After a few months of rapid rises, the headline consumer price index dropped in the euro-zone to 1.5% in March. This is a significant fall of 0.5% from 2% in February. Expectations stood at 1.8%, but were probably downgraded after the miss on German and Spanish inflation numbers.

Worse off, core inflation is down all the way to 0.7%. The measure that excludes energy and other volatile items is at the lowest level in about a year. The y/y figure stood at 0.9% in the past few months after sticking stubbornly at 0.8% for a longer period of time.

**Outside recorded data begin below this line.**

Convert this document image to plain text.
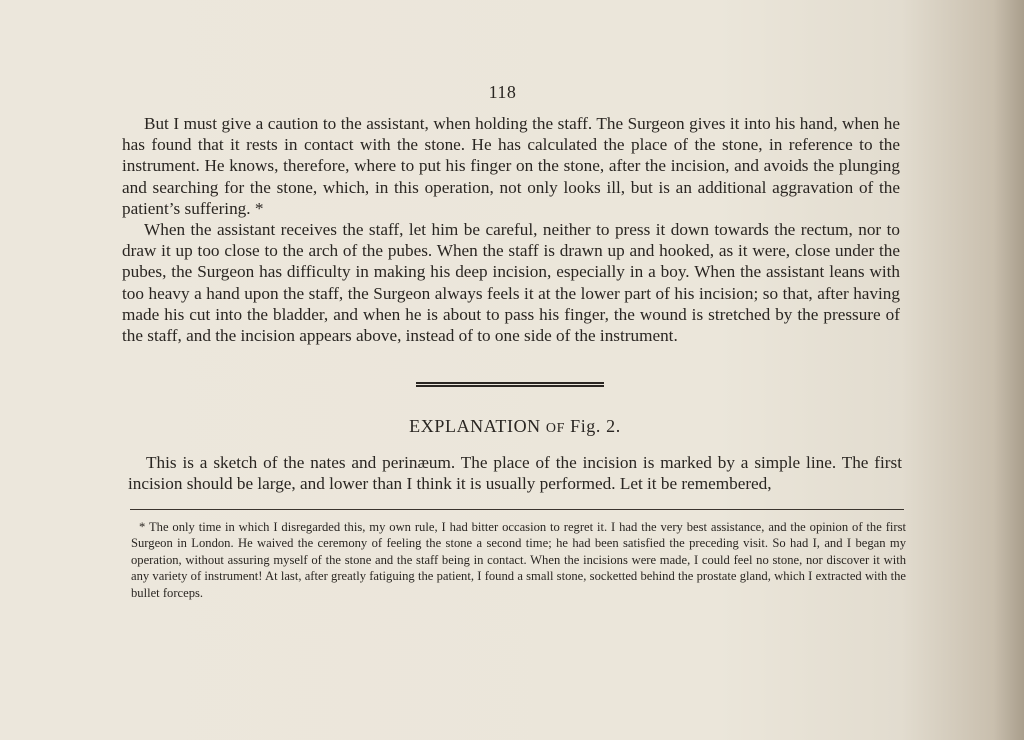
118

But I must give a caution to the assistant, when holding the staff. The Surgeon gives it into his hand, when he has found that it rests in contact with the stone. He has calculated the place of the stone, in reference to the instrument. He knows, therefore, where to put his finger on the stone, after the incision, and avoids the plunging and searching for the stone, which, in this operation, not only looks ill, but is an additional aggravation of the patient’s suffering. *

When the assistant receives the staff, let him be careful, neither to press it down towards the rectum, nor to draw it up too close to the arch of the pubes. When the staff is drawn up and hooked, as it were, close under the pubes, the Surgeon has difficulty in making his deep incision, especially in a boy. When the assistant leans with too heavy a hand upon the staff, the Surgeon always feels it at the lower part of his incision; so that, after having made his cut into the bladder, and when he is about to pass his finger, the wound is stretched by the pressure of the staff, and the incision appears above, instead of to one side of the instrument.

EXPLANATION OF Fig. 2.

This is a sketch of the nates and perinæum. The place of the incision is marked by a simple line. The first incision should be large, and lower than I think it is usually performed. Let it be remembered,

* The only time in which I disregarded this, my own rule, I had bitter occasion to regret it. I had the very best assistance, and the opinion of the first Surgeon in London. He waived the ceremony of feeling the stone a second time; he had been satisfied the preceding visit. So had I, and I began my operation, without assuring myself of the stone and the staff being in contact. When the incisions were made, I could feel no stone, nor discover it with any variety of instrument! At last, after greatly fatiguing the patient, I found a small stone, socketted behind the prostate gland, which I extracted with the bullet forceps.
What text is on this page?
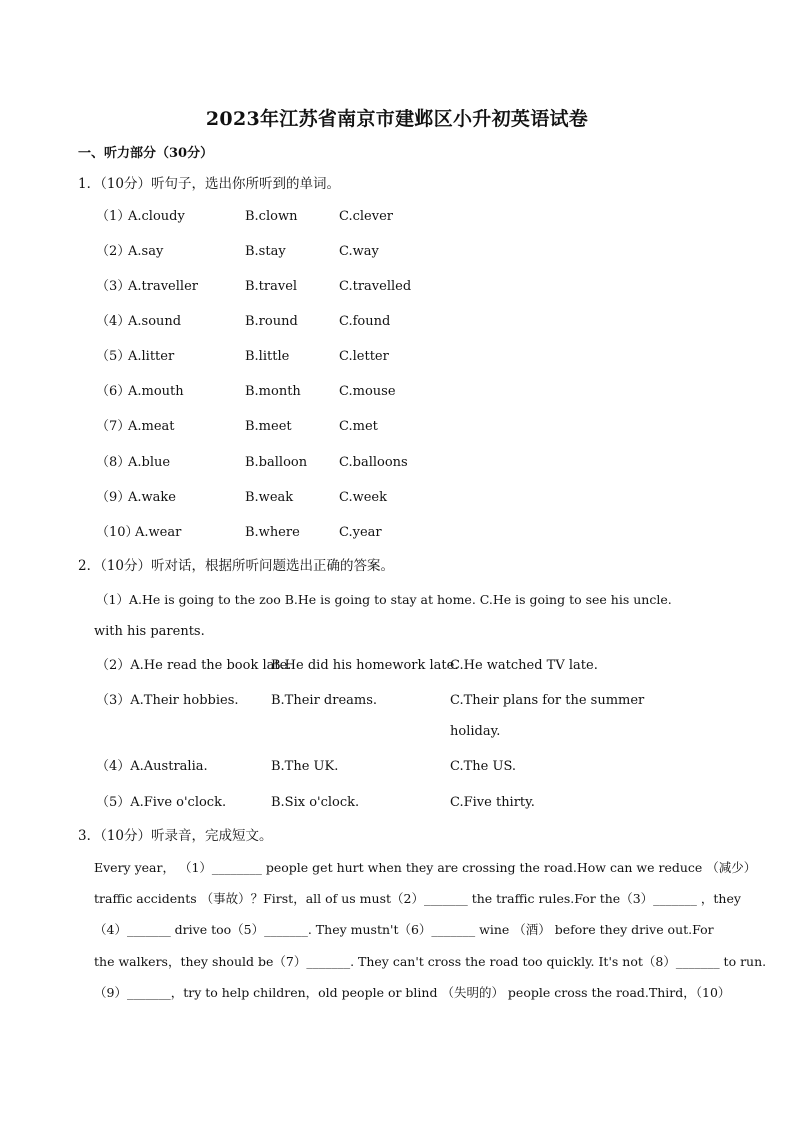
2023年江苏省南京市建邺区小升初英语试卷
一、听力部分（30分）
1．（10分）听句子，选出你所听到的单词。
（1）
A.cloudy	B.clown	C.clever
（2）
A.say	B.stay	C.way
（3）
A.traveller	B.travel	C.travelled
（4）
A.sound	B.round	C.found
（5）
A.litter	B.little	C.letter
（6）
A.mouth	B.month	C.mouse
（7）
A.meat	B.meet	C.met
（8）
A.blue	B.balloon C.balloons
（9）
A.wake	B.weak	C.week
（10）
A.wear	B.where	C.year
2．（10分）听对话，根据所听问题选出正确的答案。
（1）A.He is going to the zoo B.He is going to stay at home. C.He is going to see his uncle.
with his parents.
（2）A.He read the book late.
B.He did his homework late.
C.He watched TV late.
（3）A.Their hobbies. B.Their dreams.	C.Their plans for the summer
holiday.
（4）A.Australia.	B.The UK.	C.The US.
（5）A.Five o'clock.	B.Six o'clock.	C.Five thirty.
3．（10分）听录音，完成短文。
Every year， （1）________ people get hurt when they are crossing the road.How can we reduce （减少）
traffic accidents （事故）？First，all of us must（2）_______ the traffic rules.For the（3）_______ ，they
（4）_______ drive too（5）_______. They mustn't（6）_______ wine （酒） before they drive out.For
the walkers，they should be（7）_______. They can't cross the road too quickly. It's not（8）_______ to run.
（9）_______，try to help children，old people or blind （失明的） people cross the road.Third，（10）
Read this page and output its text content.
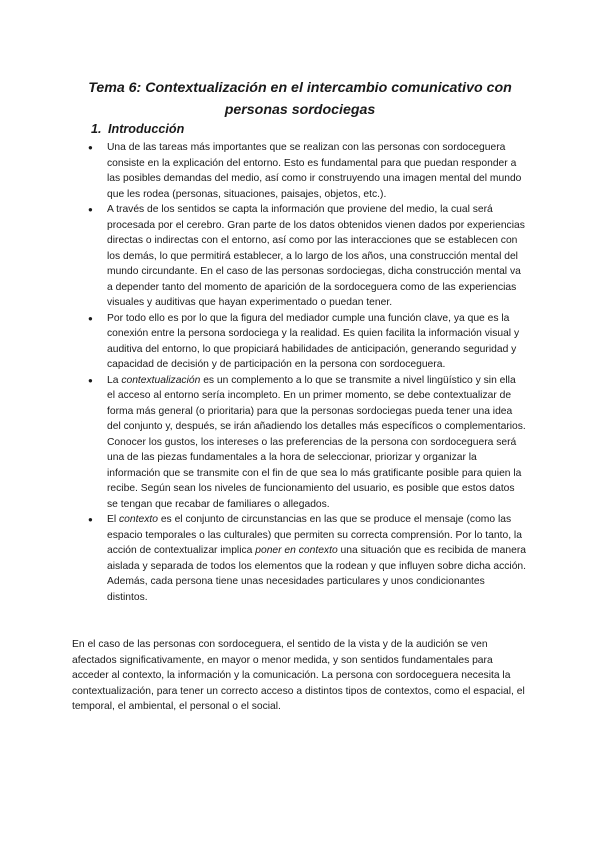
Tema 6: Contextualización en el intercambio comunicativo con personas sordociegas
1. Introducción
● Una de las tareas más importantes que se realizan con las personas con sordoceguera consiste en la explicación del entorno. Esto es fundamental para que puedan responder a las posibles demandas del medio, así como ir construyendo una imagen mental del mundo que les rodea (personas, situaciones, paisajes, objetos, etc.).
● A través de los sentidos se capta la información que proviene del medio, la cual será procesada por el cerebro. Gran parte de los datos obtenidos vienen dados por experiencias directas o indirectas con el entorno, así como por las interacciones que se establecen con los demás, lo que permitirá establecer, a lo largo de los años, una construcción mental del mundo circundante. En el caso de las personas sordociegas, dicha construcción mental va a depender tanto del momento de aparición de la sordoceguera como de las experiencias visuales y auditivas que hayan experimentado o puedan tener.
● Por todo ello es por lo que la figura del mediador cumple una función clave, ya que es la conexión entre la persona sordociega y la realidad. Es quien facilita la información visual y auditiva del entorno, lo que propiciará habilidades de anticipación, generando seguridad y capacidad de decisión y de participación en la persona con sordoceguera.
● La contextualización es un complemento a lo que se transmite a nivel lingüístico y sin ella el acceso al entorno sería incompleto. En un primer momento, se debe contextualizar de forma más general (o prioritaria) para que la personas sordociegas pueda tener una idea del conjunto y, después, se irán añadiendo los detalles más específicos o complementarios. Conocer los gustos, los intereses o las preferencias de la persona con sordoceguera será una de las piezas fundamentales a la hora de seleccionar, priorizar y organizar la información que se transmite con el fin de que sea lo más gratificante posible para quien la recibe. Según sean los niveles de funcionamiento del usuario, es posible que estos datos se tengan que recabar de familiares o allegados.
● El contexto es el conjunto de circunstancias en las que se produce el mensaje (como las espacio temporales o las culturales) que permiten su correcta comprensión. Por lo tanto, la acción de contextualizar implica poner en contexto una situación que es recibida de manera aislada y separada de todos los elementos que la rodean y que influyen sobre dicha acción. Además, cada persona tiene unas necesidades particulares y unos condicionantes distintos.

En el caso de las personas con sordoceguera, el sentido de la vista y de la audición se ven afectados significativamente, en mayor o menor medida, y son sentidos fundamentales para acceder al contexto, la información y la comunicación. La persona con sordoceguera necesita la contextualización, para tener un correcto acceso a distintos tipos de contextos, como el espacial, el temporal, el ambiental, el personal o el social.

So for now, there are no “secondary effects” to the rising prices of energy. It is important to remember that euro-zone unemployment is still elevated despite some falls. In addition, the advance in oil prices came from extremely low levels and at around $50 per barrel, we are still at half the price seen in 2014.

For the ECB, this means that the extension of the QE program is fully justified. They will continue buying bonds until the end of the year. However, the level will be reduced to 60 billion in April.

It seems that tapering the QE program has become less urgent. An extension into 2018 is not off the cards.

EUR/USD remains in the lower range, but holds onto support, above 1.0660. Resistance awaits at 1.0710. Will it break lower? Perhaps after the week, month and quarter reach their final end. Some last minute adjustment could be in play.